蘇雅嫻抵押了她在燕京和滬海的四處房產,還有“雅風居”百分之二十的股權。方婷抵押了在港島淺水灣的別墅、在倫敦的公寓,以及一些海外投資。
三個人,加起來籌集了超過十五億的資金。
週五下午,三個人召開了一次加密視訊會議。
“資金一週內陸續到位。”蘇雅嫻彙報,“我這邊大概三點五億。”
“我這邊三點二億。”方婷說。
“我這邊八點五億。”韓風說,“總共十五億左右。”
方婷在影片裡說:“按照目前的股價,這些資金可以讓我們增持‘阿慧’百分之五的股份,‘千訊’百分之四的股份。這樣我們在兩家公司的持股比例會大幅提升。”
“但關鍵是怎麼買。”蘇雅嫻提醒,“如果一次性買入,會推高股價,暴露我們的意圖。
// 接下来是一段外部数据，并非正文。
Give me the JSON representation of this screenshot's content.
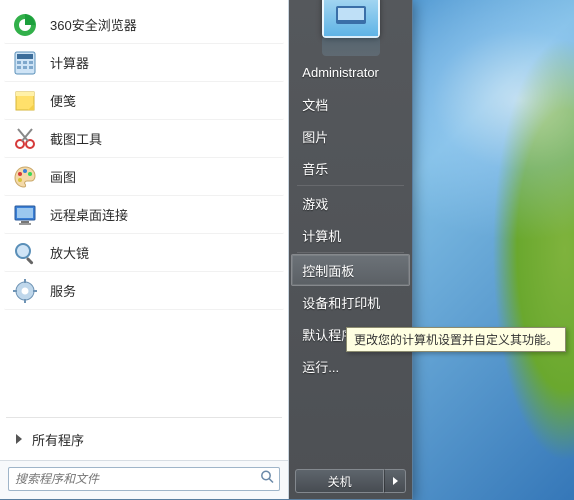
{
  "left": {
    "programs": [
      {
        "label": "360安全浏览器"
      },
      {
        "label": "计算器"
      },
      {
        "label": "便笺"
      },
      {
        "label": "截图工具"
      },
      {
        "label": "画图"
      },
      {
        "label": "远程桌面连接"
      },
      {
        "label": "放大镜"
      },
      {
        "label": "服务"
      }
    ],
    "all_programs": "所有程序",
    "search_placeholder": "搜索程序和文件"
  },
  "right": {
    "user": "Administrator",
    "items": [
      "文档",
      "图片",
      "音乐",
      "游戏",
      "计算机",
      "控制面板",
      "设备和打印机",
      "默认程序",
      "运行..."
    ],
    "control_panel_index": 5,
    "shutdown_label": "关机"
  },
  "tooltip": "更改您的计算机设置并自定义其功能。"
}
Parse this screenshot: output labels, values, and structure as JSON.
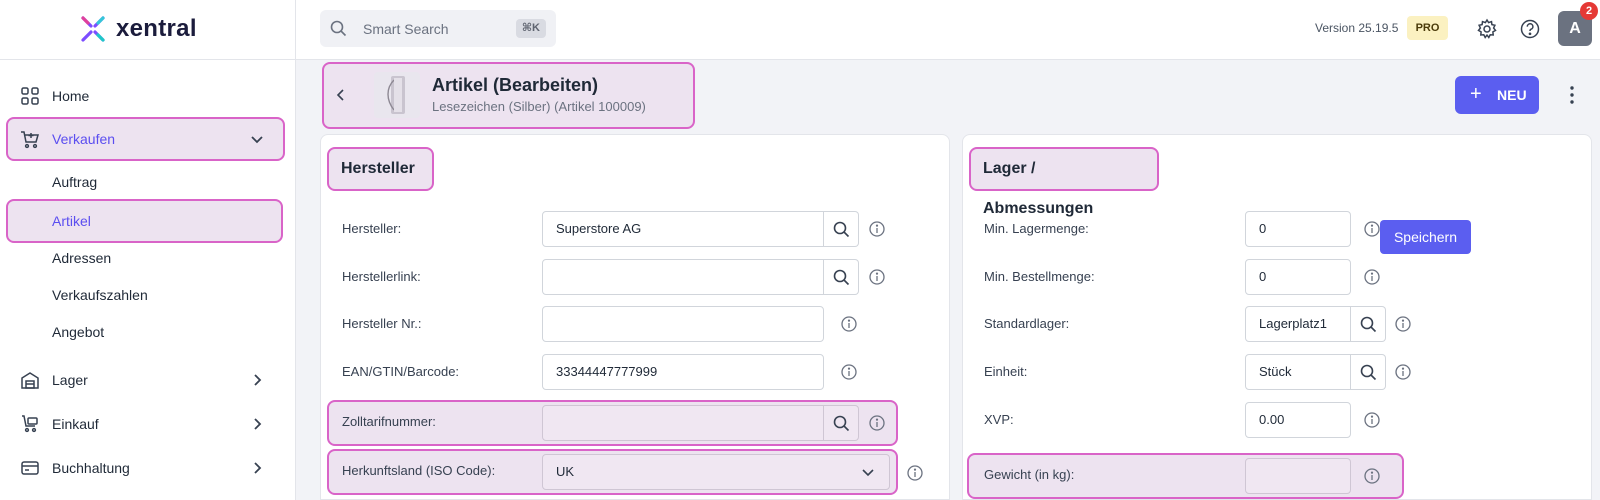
{
  "brand": {
    "name": "xentral"
  },
  "topbar": {
    "search_placeholder": "Smart Search",
    "search_shortcut": "⌘K",
    "version": "Version 25.19.5",
    "plan_badge": "PRO",
    "avatar_initial": "A",
    "notification_count": "2"
  },
  "sidebar": {
    "items": [
      {
        "label": "Home",
        "icon": "home-grid-icon"
      },
      {
        "label": "Verkaufen",
        "icon": "cart-icon",
        "expanded": true
      },
      {
        "label": "Lager",
        "icon": "warehouse-icon"
      },
      {
        "label": "Einkauf",
        "icon": "purchase-icon"
      },
      {
        "label": "Buchhaltung",
        "icon": "accounting-icon"
      }
    ],
    "sub_items": [
      {
        "label": "Auftrag"
      },
      {
        "label": "Artikel",
        "active": true
      },
      {
        "label": "Adressen"
      },
      {
        "label": "Verkaufszahlen"
      },
      {
        "label": "Angebot"
      }
    ]
  },
  "page": {
    "title": "Artikel (Bearbeiten)",
    "subtitle": "Lesezeichen (Silber) (Artikel 100009)",
    "new_button": "NEU",
    "save_button": "Speichern"
  },
  "hersteller": {
    "title": "Hersteller",
    "fields": [
      {
        "label": "Hersteller:",
        "value": "Superstore AG"
      },
      {
        "label": "Herstellerlink:",
        "value": ""
      },
      {
        "label": "Hersteller Nr.:",
        "value": ""
      },
      {
        "label": "EAN/GTIN/Barcode:",
        "value": "33344447777999"
      },
      {
        "label": "Zolltarifnummer:",
        "value": ""
      },
      {
        "label": "Herkunftsland (ISO Code):",
        "value": "UK"
      }
    ]
  },
  "lager": {
    "title": "Lager / Abmessungen",
    "fields": [
      {
        "label": "Min. Lagermenge:",
        "value": "0"
      },
      {
        "label": "Min. Bestellmenge:",
        "value": "0"
      },
      {
        "label": "Standardlager:",
        "value": "Lagerplatz1"
      },
      {
        "label": "Einheit:",
        "value": "Stück"
      },
      {
        "label": "XVP:",
        "value": "0.00"
      },
      {
        "label": "Gewicht (in kg):",
        "value": ""
      }
    ]
  },
  "colors": {
    "accent": "#5b5ef0",
    "highlight_bg": "#ede3f0",
    "highlight_border": "#d964c8",
    "pro_badge": "#fbf1c1",
    "notification": "#e53935"
  }
}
”
“分批次,小批次。”韓風說,“方婷,你在港島市場買;我在A股市場買。每天買入量控制在當日成交量的百分之五以內,用分散賬戶操作。”
“明白。”方婷點頭,“不過韓風,我想提醒一點——現在我們三個人把自己的身家都押上去了,這已經不只是商業決策,而是......”
“而是身家性命。”韓風接過話,“我知道。所以我們必須贏。”
視訊會議結束後,韓風獨自坐在辦公室裡。夕陽的餘暉透過窗戶照進來,把房間染成金黃色。
他開啟抽屜,拿出一本舊相簿。翻開,是他剛創業時的照片——站在簡陋的辦公室裡,身後是幾張二手辦公桌,牆上貼著手寫的“奮鬥”兩個字。
那時的他一無所有,只有夢想和勇氣。
現在他甚麼都有了,卻要再次拿出那種一無所有的勇氣。
手機震動,是韓雪發來的資訊:“三哥,最新資料,‘阿慧’的B2B業務這個月又增長了!雖然市場恐慌,但中小企業使用電商平臺的意願反而更強了!”
韓風回覆:“好。繼續監測。”
他走到窗邊,看著樓下川流不息的車流。每一輛車裡,都有一個為生活奔忙的人;每一扇窗戶後,都有一個家庭的悲歡離合。
而他,要為了信任他的人,為了他愛的人,打一場不能輸的仗。
窗外,夜幕降臨,華燈初上。
這座城市的夜晚,從來不屬於懦弱者。